En esa dinámica, el propio cuidado empieza a correrse siempre para un poco más adelante: queda asociado a la culpa, al “después veo” o a la sensación de que hay algo más urgente para resolver primero. A eso se suma que muchas mujeres todavía enfrentan dificultades para acceder a información clara sobre los métodos de detección o sobre dónde realizarse los estudios. Pero incluso cuando existe información sobre la importancia de los controles, sostenerlos regularmente no siempre depende únicamente de una decisión personal. Y ahí aparece una tensión silenciosa: saber que algo es importante no garantiza necesariamente poder hacerlo. Porque entre la intención de hacerse un estudio y la posibilidad real de concretarlo, existe una trama de obstáculos y decisiones cotidianas que no impactan de la misma manera en todas las personas.

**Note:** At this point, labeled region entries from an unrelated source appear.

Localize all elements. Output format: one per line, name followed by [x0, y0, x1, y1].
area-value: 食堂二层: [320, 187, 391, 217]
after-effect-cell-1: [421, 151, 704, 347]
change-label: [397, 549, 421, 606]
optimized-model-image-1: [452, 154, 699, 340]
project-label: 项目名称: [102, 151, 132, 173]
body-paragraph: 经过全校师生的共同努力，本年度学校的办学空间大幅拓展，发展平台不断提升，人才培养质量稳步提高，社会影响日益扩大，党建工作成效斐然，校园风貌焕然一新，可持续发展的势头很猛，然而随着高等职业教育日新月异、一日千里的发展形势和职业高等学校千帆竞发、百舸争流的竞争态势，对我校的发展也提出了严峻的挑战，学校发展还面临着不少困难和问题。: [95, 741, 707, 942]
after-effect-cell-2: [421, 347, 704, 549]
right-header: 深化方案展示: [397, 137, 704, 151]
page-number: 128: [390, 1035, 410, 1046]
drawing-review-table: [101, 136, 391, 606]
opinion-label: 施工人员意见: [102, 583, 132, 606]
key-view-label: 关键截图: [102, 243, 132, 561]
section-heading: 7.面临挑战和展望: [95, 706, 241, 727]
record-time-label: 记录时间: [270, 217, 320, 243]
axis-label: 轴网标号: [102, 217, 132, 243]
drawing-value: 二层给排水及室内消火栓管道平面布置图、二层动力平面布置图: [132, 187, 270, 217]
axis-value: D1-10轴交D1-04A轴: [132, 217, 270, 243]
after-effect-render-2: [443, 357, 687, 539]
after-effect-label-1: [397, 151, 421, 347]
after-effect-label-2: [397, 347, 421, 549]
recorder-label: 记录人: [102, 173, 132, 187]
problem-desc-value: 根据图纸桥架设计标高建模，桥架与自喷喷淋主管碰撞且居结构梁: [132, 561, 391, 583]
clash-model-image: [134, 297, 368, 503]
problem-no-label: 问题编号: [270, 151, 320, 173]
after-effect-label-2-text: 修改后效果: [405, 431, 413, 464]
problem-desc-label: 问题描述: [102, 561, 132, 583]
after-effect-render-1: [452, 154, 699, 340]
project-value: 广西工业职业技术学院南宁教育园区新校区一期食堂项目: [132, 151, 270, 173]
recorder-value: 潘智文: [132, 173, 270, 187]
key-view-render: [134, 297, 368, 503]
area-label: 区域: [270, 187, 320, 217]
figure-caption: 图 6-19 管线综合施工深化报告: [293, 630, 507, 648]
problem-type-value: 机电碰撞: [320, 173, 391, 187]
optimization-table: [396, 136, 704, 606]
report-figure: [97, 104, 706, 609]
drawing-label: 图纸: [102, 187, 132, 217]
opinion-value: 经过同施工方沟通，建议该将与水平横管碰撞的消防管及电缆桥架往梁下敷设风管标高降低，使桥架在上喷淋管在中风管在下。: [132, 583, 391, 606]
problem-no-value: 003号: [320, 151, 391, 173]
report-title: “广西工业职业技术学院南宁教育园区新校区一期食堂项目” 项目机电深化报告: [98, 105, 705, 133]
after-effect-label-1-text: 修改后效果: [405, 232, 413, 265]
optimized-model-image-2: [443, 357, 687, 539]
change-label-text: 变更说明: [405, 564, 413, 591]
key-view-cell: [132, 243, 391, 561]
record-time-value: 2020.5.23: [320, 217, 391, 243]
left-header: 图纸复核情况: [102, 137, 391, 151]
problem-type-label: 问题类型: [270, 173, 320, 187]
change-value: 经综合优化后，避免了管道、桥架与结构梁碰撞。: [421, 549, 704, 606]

En nuestro país, donde el cáncer de mama fue la principal causa de muerte por tumores malignos en 2024 —con 8.451 fallecimientos, de los cuales el 99,2 % correspondió a mujeres, según datos del INEGI—, la detección temprana sigue siendo una de las principales herramientas para reducir la mortalidad asociada a esta enfermedad. En ese escenario, la mastografía continúa siendo el estudio más importante, ya que permite identificar el cáncer incluso antes de que aparezcan síntomas o alteraciones visibles. Los organismos especializados recomiendan realizarla de manera periódica a partir de los 40 años, o antes en casos con antecedentes familiares u otras indicaciones médicas. Sin embargo, muchas mujeres interrumpen o postergan sus controles por falta de tiempo, dificultades para conseguir turnos o por no poder reorganizar sus responsabilidades cotidianas.

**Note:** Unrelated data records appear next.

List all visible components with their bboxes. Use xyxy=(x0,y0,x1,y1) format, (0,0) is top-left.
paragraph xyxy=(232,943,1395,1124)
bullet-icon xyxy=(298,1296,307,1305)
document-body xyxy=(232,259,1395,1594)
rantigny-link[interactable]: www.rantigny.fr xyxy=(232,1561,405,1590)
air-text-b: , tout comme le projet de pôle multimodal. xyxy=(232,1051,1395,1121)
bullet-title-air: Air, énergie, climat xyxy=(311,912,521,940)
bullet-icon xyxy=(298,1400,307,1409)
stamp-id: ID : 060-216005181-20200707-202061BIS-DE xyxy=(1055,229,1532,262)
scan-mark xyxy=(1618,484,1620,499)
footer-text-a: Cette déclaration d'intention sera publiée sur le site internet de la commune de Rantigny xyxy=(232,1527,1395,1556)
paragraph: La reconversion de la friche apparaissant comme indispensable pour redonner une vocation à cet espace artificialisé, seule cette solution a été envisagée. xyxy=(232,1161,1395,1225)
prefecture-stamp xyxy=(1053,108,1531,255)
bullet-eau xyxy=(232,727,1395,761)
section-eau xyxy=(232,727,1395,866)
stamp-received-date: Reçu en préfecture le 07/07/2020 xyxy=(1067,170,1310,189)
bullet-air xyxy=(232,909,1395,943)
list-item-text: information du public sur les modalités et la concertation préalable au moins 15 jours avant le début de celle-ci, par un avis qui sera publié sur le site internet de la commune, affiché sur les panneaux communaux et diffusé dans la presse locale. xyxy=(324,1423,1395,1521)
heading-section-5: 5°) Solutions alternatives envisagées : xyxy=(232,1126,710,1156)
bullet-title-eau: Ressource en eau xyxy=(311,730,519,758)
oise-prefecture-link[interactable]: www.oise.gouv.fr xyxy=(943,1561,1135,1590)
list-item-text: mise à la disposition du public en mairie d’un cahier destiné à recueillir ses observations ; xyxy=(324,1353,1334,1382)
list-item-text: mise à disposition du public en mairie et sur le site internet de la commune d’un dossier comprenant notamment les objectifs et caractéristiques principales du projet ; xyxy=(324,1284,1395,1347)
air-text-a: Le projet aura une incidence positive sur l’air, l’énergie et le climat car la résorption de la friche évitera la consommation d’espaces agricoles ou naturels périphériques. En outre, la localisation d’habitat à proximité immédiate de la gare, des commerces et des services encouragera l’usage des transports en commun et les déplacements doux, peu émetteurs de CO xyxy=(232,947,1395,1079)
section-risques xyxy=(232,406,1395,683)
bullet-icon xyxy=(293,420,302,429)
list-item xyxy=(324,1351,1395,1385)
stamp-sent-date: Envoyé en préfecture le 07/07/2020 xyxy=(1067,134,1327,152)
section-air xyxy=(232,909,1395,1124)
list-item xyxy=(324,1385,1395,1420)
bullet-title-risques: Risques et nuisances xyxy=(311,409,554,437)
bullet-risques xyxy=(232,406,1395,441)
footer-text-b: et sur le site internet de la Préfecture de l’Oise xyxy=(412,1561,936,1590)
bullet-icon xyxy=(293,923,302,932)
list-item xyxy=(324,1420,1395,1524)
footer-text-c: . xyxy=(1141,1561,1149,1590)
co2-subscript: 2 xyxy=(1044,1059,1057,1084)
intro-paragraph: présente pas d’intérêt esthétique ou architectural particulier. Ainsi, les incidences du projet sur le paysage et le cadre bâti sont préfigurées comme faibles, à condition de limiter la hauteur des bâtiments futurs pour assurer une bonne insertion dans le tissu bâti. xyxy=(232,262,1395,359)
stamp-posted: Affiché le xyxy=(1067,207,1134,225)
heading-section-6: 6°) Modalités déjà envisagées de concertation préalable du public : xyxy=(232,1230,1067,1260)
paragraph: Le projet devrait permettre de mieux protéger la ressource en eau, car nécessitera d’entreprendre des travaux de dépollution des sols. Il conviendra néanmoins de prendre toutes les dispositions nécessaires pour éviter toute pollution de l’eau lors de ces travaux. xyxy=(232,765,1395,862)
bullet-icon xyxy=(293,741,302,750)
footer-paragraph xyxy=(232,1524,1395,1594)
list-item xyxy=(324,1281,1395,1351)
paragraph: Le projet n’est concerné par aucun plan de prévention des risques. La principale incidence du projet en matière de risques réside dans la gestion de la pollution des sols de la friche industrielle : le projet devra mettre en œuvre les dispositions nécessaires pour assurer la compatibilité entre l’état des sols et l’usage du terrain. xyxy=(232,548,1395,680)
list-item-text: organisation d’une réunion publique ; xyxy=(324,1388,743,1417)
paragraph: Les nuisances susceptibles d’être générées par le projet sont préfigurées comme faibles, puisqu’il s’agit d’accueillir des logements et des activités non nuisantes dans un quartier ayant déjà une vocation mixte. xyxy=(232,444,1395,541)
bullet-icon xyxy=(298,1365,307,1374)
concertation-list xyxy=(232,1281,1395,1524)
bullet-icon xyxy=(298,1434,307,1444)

El Día Internacional de Acción por la Salud de las Mujeres, que se conmemora cada 28 de mayo, propone ampliar esa conversación. Pensar la salud de las mujeres no solo desde las decisiones individuales, sino también desde las condiciones sociales que determinan quiénes pueden acceder al cuidado y quiénes encuentran más barreras en el camino.
Por eso, hablar de salud mamaria también es hablar de tiempo, de trabajo, de cuidados y de acceso. Cuando acceder a un control implica reorganizar sola toda una cadena de responsabilidades y obstáculos cotidianos, el problema deja de ser individual y pasa a convertirse en una conversación colectiva.